Barbosa Lima Sobrinho completa 103 anos quando reacende entre nós o debate nacionalista. Estive entre os que assinaram a saudação para prestar-lhe homenagem pela trajetória de límpida coerência, destacada em artigos de Evandro Lins, Fábio Comparato e Wilson Figueiredo. Fiéis a seu exemplo, devemos discutir de forma desapaixonada e objetiva como se apresentam os fatos, não as ideologias, nessa chamada questão da desnacionalização da economia.

Precisamente nesta semana um jornalista de São Paulo enviou-me sobre o tema questionário a que respondi por carta. Consciente de que as entrevistas pouco aproveitam o que dizemos, partilho com os leitores o que declarei a respeito das aquisições de bancos por estrangeiros e da repercussão das declarações do presidente do BNDES.

Sobre os bancos, o que mais me impressionou foi a entrevista de Fernão Bracher à Folha há algumas semanas. Ele levanta ponto fundamental: se o sistema bancário estivesse mais desnacionalizado na crise da desvalorização, em janeiro de 99, o governo não teria conseguido rolar a dívida interna porque as matrizes estrangeiras dificilmente teriam tido o comportamento de entidades nacionais, como o Bradesco, o Itaú e o Unibanco. Pode ser verdade ou não, e, de minha parte, não tenho conhecimento bancário para responder. Bracher é homem de integridade indiscutível, de espírito público provado em várias passagens pelo Banco Central, insuspeito de ser motivado por interesses concorrenciais com os estrangeiros. Fala pouco, mas, quando fala, é com coragem e autoridade, como fez ao demonstrar, em hora difícil, a insustentabilidade da política do câmbio valorizado. Se ele tiver razão nesse ponto, as consequências seriam tais que mudam por completo os termos do debate.

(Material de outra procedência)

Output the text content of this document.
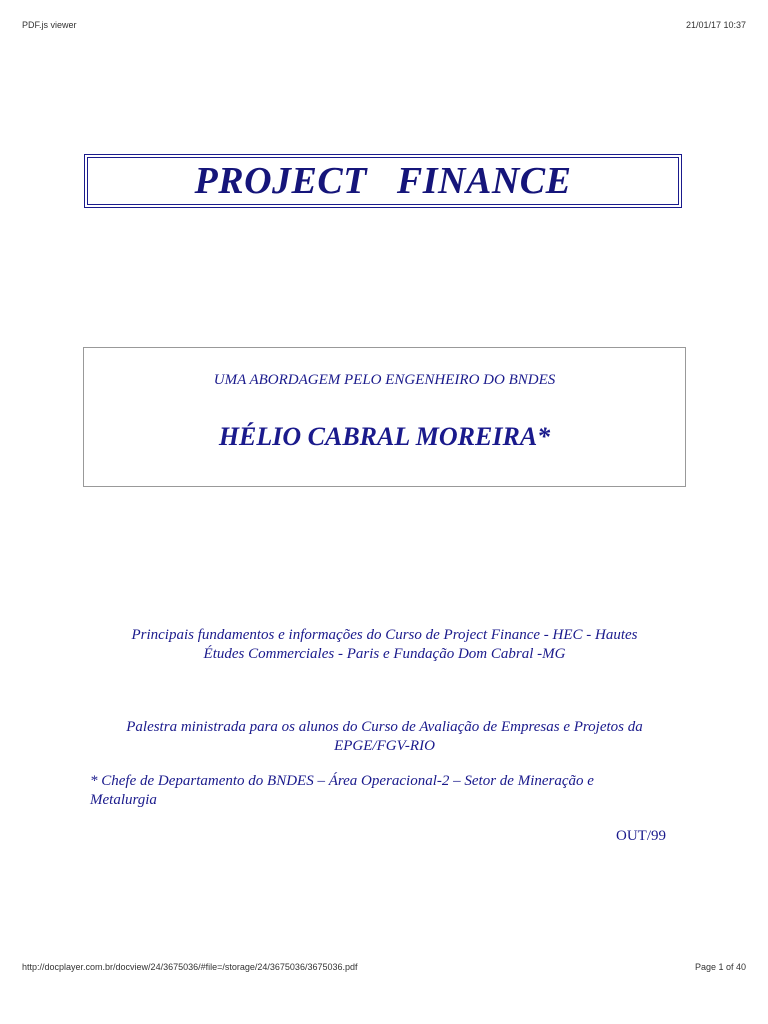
PDF.js viewer	21/01/17 10:37
PROJECT   FINANCE
UMA ABORDAGEM PELO ENGENHEIRO DO BNDES
HÉLIO CABRAL MOREIRA*
Principais fundamentos e informações do Curso de Project Finance - HEC - Hautes
Études Commerciales - Paris e Fundação Dom Cabral -MG
Palestra ministrada para os alunos do Curso de Avaliação de Empresas e Projetos da
EPGE/FGV-RIO
* Chefe de Departamento do BNDES – Área Operacional-2 – Setor de Mineração e
Metalurgia
OUT/99
http://docplayer.com.br/docview/24/3675036/#file=/storage/24/3675036/3675036.pdf	Page 1 of 40
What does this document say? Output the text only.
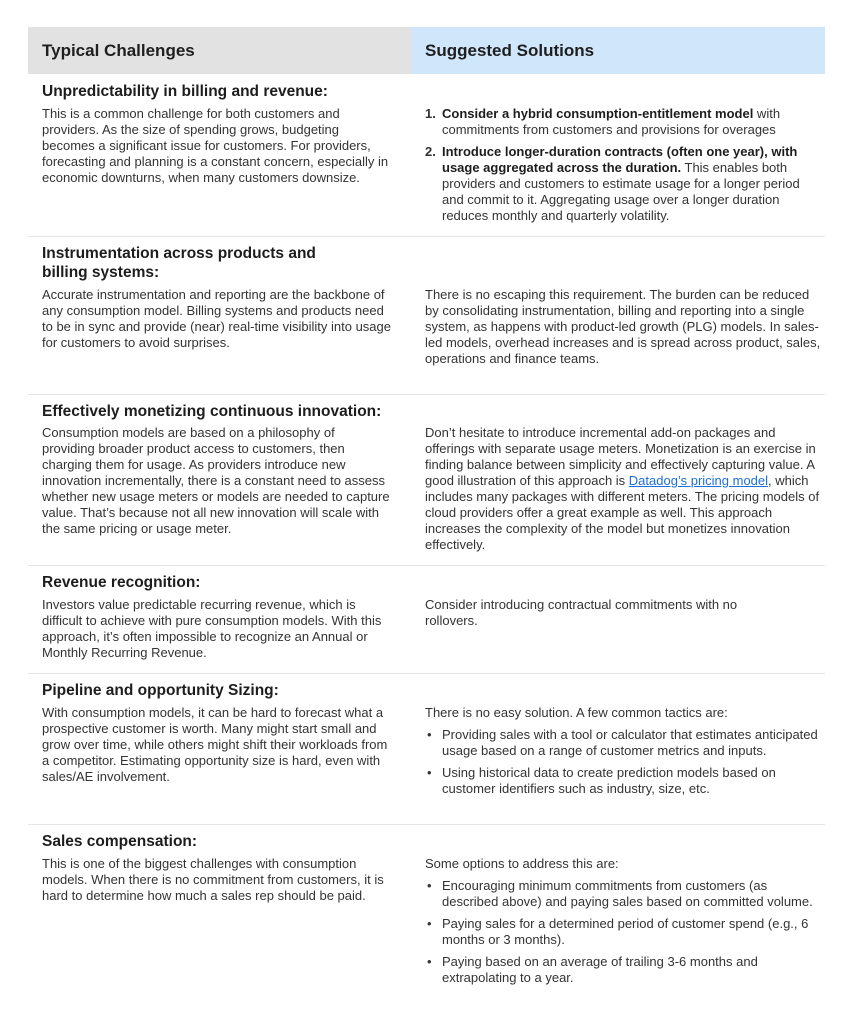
Typical Challenges	Suggested Solutions
Unpredictability in billing and revenue:

This is a common challenge for both customers and providers. As the size of spending grows, budgeting becomes a significant issue for customers. For providers, forecasting and planning is a constant concern, especially in economic downturns, when many customers downsize.

1. Consider a hybrid consumption-entitlement model with commitments from customers and provisions for overages
2. Introduce longer-duration contracts (often one year), with usage aggregated across the duration. This enables both providers and customers to estimate usage for a longer period and commit to it. Aggregating usage over a longer duration reduces monthly and quarterly volatility.
Instrumentation across products and billing systems:

Accurate instrumentation and reporting are the backbone of any consumption model. Billing systems and products need to be in sync and provide (near) real-time visibility into usage for customers to avoid surprises.

There is no escaping this requirement. The burden can be reduced by consolidating instrumentation, billing and reporting into a single system, as happens with product-led growth (PLG) models. In sales-led models, overhead increases and is spread across product, sales, operations and finance teams.

Effectively monetizing continuous innovation:

Consumption models are based on a philosophy of providing broader product access to customers, then charging them for usage. As providers introduce new innovation incrementally, there is a constant need to assess whether new usage meters or models are needed to capture value. That’s because not all new innovation will scale with the same pricing or usage meter.

Don’t hesitate to introduce incremental add-on packages and offerings with separate usage meters. Monetization is an exercise in finding balance between simplicity and effectively capturing value. A good illustration of this approach is Datadog’s pricing model, which includes many packages with different meters. The pricing models of cloud providers offer a great example as well. This approach increases the complexity of the model but monetizes innovation effectively.

Revenue recognition:

Investors value predictable recurring revenue, which is difficult to achieve with pure consumption models. With this approach, it’s often impossible to recognize an Annual or Monthly Recurring Revenue.

Consider introducing contractual commitments with no rollovers.

Pipeline and opportunity Sizing:

With consumption models, it can be hard to forecast what a prospective customer is worth. Many might start small and grow over time, while others might shift their workloads from a competitor. Estimating opportunity size is hard, even with sales/AE involvement.

There is no easy solution. A few common tactics are:

• Providing sales with a tool or calculator that estimates anticipated usage based on a range of customer metrics and inputs.
• Using historical data to create prediction models based on customer identifiers such as industry, size, etc.
Sales compensation:

This is one of the biggest challenges with consumption models. When there is no commitment from customers, it is hard to determine how much a sales rep should be paid.

Some options to address this are:

• Encouraging minimum commitments from customers (as described above) and paying sales based on committed volume.
• Paying sales for a determined period of customer spend (e.g., 6 months or 3 months).
• Paying based on an average of trailing 3-6 months and extrapolating to a year.
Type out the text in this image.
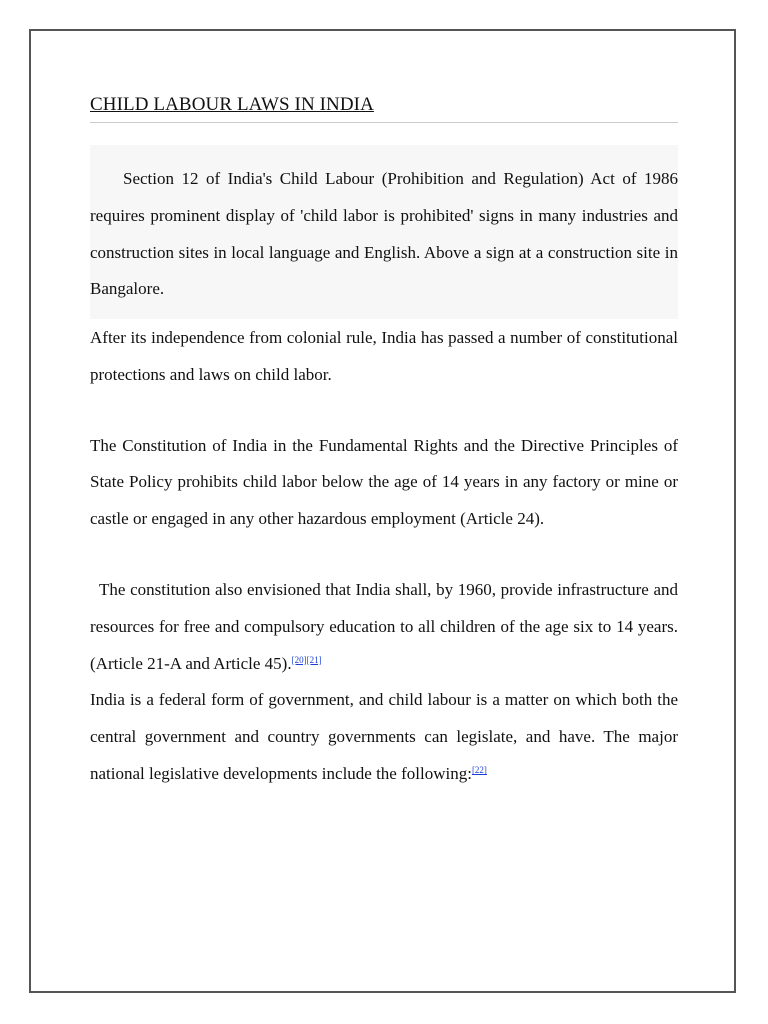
CHILD LABOUR LAWS IN INDIA

Section 12 of India's Child Labour (Prohibition and Regulation) Act of 1986 requires prominent display of 'child labor is prohibited' signs in many industries and construction sites in local language and English. Above a sign at a construction site in Bangalore.

After its independence from colonial rule, India has passed a number of constitutional protections and laws on child labor.

The Constitution of India in the Fundamental Rights and the Directive Principles of State Policy prohibits child labor below the age of 14 years in any factory or mine or castle or engaged in any other hazardous employment (Article 24).

The constitution also envisioned that India shall, by 1960, provide infrastructure and resources for free and compulsory education to all children of the age six to 14 years. (Article 21-A and Article 45).[20][21]

India is a federal form of government, and child labour is a matter on which both the central government and country governments can legislate, and have. The major national legislative developments include the following:[22]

Prefiro, nessa discussão, limitar-me aos aspectos de comércio exterior com que estou mais familiarizado. Desse ponto de vista, identifico três questões centrais na análise do aumento sem precedentes do investimento estrangeiro direto (IED), a saber:

1ª) Qual será o impacto dessa massa de IED no balanço de pagamentos e no de contas correntes a médio e longo prazo? Ou, em termos distintos, o IED alivia ou agrava a longo prazo o chamado “estrangulamento do setor externo”, sabidamente um dos obstáculos crônicos ao crescimento rápido da economia?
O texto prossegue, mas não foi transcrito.